DOI:10.1172/jci.insight.120687
PMID:29925683
原文链接:https://pmc.ncbi.nlm.nih.gov/articles/PMC6124429/
Abstract

Liver damage is typically inferred from serum measurements of cytoplasmic liver enzymes. DNA molecules released from dying hepatocytes are an alternative biomarker, unexplored so far, potentially allowing for quantitative assessment of liver cell death.

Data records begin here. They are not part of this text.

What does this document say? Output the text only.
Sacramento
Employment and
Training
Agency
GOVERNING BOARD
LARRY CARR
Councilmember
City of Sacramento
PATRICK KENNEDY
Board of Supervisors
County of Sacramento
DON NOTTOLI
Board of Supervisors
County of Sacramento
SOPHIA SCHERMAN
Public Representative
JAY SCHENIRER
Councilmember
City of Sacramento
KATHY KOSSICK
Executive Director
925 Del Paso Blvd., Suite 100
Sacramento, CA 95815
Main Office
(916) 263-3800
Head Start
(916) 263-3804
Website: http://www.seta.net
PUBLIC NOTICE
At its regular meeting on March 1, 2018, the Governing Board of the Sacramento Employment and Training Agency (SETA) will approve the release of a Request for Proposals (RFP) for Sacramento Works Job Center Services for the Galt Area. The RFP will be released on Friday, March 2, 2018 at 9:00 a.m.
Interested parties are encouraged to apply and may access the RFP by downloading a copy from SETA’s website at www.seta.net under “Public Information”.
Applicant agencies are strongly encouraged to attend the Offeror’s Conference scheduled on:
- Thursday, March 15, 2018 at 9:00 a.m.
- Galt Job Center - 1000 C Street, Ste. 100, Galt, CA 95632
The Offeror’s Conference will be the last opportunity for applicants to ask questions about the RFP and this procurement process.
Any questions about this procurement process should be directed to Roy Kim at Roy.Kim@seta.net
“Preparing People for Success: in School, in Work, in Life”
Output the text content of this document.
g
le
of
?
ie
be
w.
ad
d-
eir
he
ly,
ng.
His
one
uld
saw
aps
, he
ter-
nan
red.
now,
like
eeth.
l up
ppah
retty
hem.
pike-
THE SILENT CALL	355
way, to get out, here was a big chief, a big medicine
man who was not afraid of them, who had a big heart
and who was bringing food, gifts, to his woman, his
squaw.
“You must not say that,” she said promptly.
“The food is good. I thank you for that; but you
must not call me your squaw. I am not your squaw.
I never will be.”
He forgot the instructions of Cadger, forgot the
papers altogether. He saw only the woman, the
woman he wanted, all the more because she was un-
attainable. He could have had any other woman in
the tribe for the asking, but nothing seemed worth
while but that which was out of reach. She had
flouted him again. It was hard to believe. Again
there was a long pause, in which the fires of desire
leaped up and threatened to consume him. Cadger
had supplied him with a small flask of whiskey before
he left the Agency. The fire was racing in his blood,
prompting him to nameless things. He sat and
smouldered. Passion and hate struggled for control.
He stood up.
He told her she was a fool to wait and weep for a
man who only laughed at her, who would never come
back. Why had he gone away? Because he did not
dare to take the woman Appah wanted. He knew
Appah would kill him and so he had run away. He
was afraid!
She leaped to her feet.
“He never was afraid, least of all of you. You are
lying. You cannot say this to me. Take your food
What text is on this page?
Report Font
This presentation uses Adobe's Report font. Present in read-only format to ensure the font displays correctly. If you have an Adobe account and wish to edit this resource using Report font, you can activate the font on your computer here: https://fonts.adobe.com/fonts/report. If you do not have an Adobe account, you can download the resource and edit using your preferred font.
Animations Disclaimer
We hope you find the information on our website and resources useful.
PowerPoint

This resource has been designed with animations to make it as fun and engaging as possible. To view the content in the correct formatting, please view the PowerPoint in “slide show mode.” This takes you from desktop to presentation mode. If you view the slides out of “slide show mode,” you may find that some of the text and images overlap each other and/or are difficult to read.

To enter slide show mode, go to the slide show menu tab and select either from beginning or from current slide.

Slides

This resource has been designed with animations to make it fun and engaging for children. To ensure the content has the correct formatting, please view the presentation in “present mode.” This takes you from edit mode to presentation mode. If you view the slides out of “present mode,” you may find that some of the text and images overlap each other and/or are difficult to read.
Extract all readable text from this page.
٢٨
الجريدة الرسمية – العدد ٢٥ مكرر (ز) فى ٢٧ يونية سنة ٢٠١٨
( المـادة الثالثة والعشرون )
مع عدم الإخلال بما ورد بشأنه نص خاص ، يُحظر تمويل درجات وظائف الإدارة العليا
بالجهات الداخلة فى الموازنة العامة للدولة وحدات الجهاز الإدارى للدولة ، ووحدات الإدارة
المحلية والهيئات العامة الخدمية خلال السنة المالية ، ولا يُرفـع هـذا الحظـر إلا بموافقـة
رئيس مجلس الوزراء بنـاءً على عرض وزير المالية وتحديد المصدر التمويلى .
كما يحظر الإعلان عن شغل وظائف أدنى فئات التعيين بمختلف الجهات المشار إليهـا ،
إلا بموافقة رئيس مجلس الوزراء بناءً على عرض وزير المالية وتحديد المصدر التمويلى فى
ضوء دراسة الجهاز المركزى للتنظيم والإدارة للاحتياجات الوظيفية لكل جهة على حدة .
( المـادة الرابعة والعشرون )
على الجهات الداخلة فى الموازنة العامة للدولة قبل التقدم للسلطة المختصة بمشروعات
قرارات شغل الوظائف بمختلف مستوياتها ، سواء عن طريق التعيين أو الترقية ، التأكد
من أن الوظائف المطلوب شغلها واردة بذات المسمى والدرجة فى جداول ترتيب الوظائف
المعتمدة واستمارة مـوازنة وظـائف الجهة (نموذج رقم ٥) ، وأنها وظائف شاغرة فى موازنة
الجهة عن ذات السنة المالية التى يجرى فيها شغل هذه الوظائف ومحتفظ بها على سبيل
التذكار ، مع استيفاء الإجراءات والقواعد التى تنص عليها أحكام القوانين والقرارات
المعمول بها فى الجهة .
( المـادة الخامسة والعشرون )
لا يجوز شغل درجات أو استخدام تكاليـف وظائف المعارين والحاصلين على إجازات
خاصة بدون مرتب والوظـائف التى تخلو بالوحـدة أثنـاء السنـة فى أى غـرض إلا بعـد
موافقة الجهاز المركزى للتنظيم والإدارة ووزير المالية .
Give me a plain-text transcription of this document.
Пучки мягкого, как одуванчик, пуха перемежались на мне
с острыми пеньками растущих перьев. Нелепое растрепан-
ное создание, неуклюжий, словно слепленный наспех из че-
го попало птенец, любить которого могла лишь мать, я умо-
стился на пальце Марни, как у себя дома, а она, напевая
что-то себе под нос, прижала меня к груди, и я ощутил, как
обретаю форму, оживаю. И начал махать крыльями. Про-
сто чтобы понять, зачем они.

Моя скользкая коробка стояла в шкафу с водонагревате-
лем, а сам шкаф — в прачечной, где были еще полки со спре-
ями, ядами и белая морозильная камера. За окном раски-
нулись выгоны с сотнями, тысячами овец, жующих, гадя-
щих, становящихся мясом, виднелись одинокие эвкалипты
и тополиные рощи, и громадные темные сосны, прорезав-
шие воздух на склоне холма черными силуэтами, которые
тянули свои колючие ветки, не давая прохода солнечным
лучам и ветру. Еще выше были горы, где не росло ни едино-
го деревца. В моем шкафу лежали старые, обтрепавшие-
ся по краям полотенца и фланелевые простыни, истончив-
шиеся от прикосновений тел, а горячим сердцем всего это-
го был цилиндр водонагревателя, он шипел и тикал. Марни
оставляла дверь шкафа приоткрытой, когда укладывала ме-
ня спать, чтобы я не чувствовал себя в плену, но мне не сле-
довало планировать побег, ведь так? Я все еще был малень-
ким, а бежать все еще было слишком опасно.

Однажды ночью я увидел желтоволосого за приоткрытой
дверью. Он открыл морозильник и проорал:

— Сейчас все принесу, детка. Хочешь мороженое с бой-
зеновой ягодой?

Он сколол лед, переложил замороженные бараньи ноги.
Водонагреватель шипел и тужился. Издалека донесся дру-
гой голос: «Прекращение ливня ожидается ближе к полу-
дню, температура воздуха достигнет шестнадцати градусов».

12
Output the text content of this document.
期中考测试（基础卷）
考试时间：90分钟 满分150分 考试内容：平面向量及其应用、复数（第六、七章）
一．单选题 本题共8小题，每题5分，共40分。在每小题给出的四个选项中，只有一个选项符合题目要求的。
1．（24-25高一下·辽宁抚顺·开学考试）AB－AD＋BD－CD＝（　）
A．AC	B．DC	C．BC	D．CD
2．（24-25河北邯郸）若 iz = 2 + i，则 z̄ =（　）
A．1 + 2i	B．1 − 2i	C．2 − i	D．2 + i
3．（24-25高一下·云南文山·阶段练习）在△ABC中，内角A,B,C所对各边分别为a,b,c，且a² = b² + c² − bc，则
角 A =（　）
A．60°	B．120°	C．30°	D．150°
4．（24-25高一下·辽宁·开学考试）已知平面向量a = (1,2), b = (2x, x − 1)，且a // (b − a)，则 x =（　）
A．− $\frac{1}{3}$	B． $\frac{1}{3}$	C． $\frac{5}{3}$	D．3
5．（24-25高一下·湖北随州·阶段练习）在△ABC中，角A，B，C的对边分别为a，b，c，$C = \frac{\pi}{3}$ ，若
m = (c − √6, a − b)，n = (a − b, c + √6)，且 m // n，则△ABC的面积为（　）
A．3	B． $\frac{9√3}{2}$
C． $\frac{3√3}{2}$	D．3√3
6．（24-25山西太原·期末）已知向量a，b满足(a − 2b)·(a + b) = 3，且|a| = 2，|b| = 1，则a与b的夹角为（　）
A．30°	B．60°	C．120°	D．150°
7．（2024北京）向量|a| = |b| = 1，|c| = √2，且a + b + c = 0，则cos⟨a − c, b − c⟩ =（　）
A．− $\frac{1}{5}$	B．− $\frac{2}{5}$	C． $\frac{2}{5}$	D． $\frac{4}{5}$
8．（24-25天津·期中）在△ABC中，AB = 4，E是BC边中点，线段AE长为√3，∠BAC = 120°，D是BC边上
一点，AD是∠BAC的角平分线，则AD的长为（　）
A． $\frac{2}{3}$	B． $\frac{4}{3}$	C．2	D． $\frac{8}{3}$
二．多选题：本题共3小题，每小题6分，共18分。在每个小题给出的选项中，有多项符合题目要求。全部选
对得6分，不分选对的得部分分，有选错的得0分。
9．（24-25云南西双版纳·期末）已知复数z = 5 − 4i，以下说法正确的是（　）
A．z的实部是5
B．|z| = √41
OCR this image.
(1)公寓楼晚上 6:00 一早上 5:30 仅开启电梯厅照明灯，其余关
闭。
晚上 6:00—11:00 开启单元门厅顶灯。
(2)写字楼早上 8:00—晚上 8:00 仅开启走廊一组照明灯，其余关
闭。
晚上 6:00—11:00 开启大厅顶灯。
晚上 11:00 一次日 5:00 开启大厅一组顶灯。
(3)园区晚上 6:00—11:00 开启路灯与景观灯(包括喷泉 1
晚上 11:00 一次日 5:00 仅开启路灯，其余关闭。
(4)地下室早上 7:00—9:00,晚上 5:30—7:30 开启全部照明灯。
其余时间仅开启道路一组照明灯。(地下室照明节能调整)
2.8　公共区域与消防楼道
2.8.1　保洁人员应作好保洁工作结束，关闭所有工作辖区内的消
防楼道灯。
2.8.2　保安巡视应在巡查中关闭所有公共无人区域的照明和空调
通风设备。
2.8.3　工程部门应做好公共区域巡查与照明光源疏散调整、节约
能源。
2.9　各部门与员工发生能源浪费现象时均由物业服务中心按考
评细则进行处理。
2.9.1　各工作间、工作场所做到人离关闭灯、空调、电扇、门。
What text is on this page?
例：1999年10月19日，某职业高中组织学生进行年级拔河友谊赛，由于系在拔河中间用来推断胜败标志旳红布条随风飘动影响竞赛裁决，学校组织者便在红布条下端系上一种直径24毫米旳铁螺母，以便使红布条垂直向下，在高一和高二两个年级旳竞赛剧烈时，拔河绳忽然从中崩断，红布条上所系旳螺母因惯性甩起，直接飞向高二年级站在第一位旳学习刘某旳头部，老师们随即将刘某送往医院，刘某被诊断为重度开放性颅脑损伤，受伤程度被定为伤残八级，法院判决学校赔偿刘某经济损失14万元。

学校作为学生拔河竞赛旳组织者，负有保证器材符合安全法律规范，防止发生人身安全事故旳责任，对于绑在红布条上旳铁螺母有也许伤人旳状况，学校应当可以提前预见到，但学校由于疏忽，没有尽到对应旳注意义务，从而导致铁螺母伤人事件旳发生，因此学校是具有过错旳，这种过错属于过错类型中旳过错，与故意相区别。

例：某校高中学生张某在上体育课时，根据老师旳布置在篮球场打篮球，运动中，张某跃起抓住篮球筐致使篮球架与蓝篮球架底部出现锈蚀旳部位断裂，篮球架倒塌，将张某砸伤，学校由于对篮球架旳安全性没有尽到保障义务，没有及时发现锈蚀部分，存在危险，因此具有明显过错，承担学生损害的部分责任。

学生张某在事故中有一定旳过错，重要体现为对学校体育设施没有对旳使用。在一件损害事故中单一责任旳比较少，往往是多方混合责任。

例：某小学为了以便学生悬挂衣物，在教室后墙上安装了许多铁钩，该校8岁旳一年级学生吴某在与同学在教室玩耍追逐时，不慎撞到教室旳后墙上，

Here we describe a method for detecting acute hepatocyte death, based on quantification of circulating, cell-free DNA (cfDNA) fragments carrying hepatocyte-specific methylation patterns. We identified 3 genomic loci that are unmethylated specifically in hepatocytes, and used bisulfite conversion, PCR, and massively parallel sequencing to quantify the concentration of hepatocyte-derived DNA in mixed samples. Healthy donors had, on average, 30 hepatocyte genomes/ml plasma, reflective of basal cell turnover in the liver. We identified elevations of hepatocyte cfDNA in patients shortly after liver transplantation, during acute rejection of an established liver transplant, and also in healthy individuals after partial hepatectomy. Furthermore, patients with sepsis had high levels of hepatocyte cfDNA, which correlated with levels of liver enzymes aspartate aminotransferase (AST) and alanine aminotransferase (ALT). Duchenne muscular dystrophy patients, in which elevated AST and ALT derive from damaged muscle rather than liver, did not have elevated hepatocyte cfDNA. We conclude that measurements of hepatocyte-derived cfDNA can provide specific and sensitive information on hepatocyte death, for monitoring human liver dynamics, disease, and toxicity.

摘要

肝损伤通常可通过血清中细胞质肝酶的测量推断出来。从濒死的肝细胞中释放的 DNA 分子是一种尚未被探索的替代生物标志物,可能允许对肝细胞死亡进行定量评估。在这里,我们描述了一种基于检测循环无细胞 DNA (cfDNA) 片段中携带肝细胞特异性甲基化模式的急性肝细胞死亡的方法。我们鉴定了 3 个基因组位点,这些位点在肝细胞中特异性地是非甲基化的,并且使用亚硫酸氢盐转化、PCR 和大规模平行测序来定量混合样本中肝细胞衍生 DNA 的浓度。健康供体的血浆中平均有 30 个肝细胞基因组/ml,反映了肝脏中细胞的基础更新。我们发现,在肝移植后不久、已建立的肝移植发生急性排斥反应期间以及部分肝切除后健康个体中,肝细胞 cfDNA 水平升高。此外,脓毒症患者的肝细胞 cfDNA 水平较高,与天冬氨酸氨基转移酶 (AST) 和丙氨酸氨基转移酶 (ALT) 等肝酶水平相关。肌营养不良症患者的 AST 和 ALT 升高源于受损的肌肉而非肝脏,因此他们的肝细胞 cfDNA 水平没有升高。我们得出结论,肝细胞来源的 cfDNA 的测量可以为监测人类肝脏动态、疾病和毒性提供关于肝细胞死亡的特异性和敏感信息。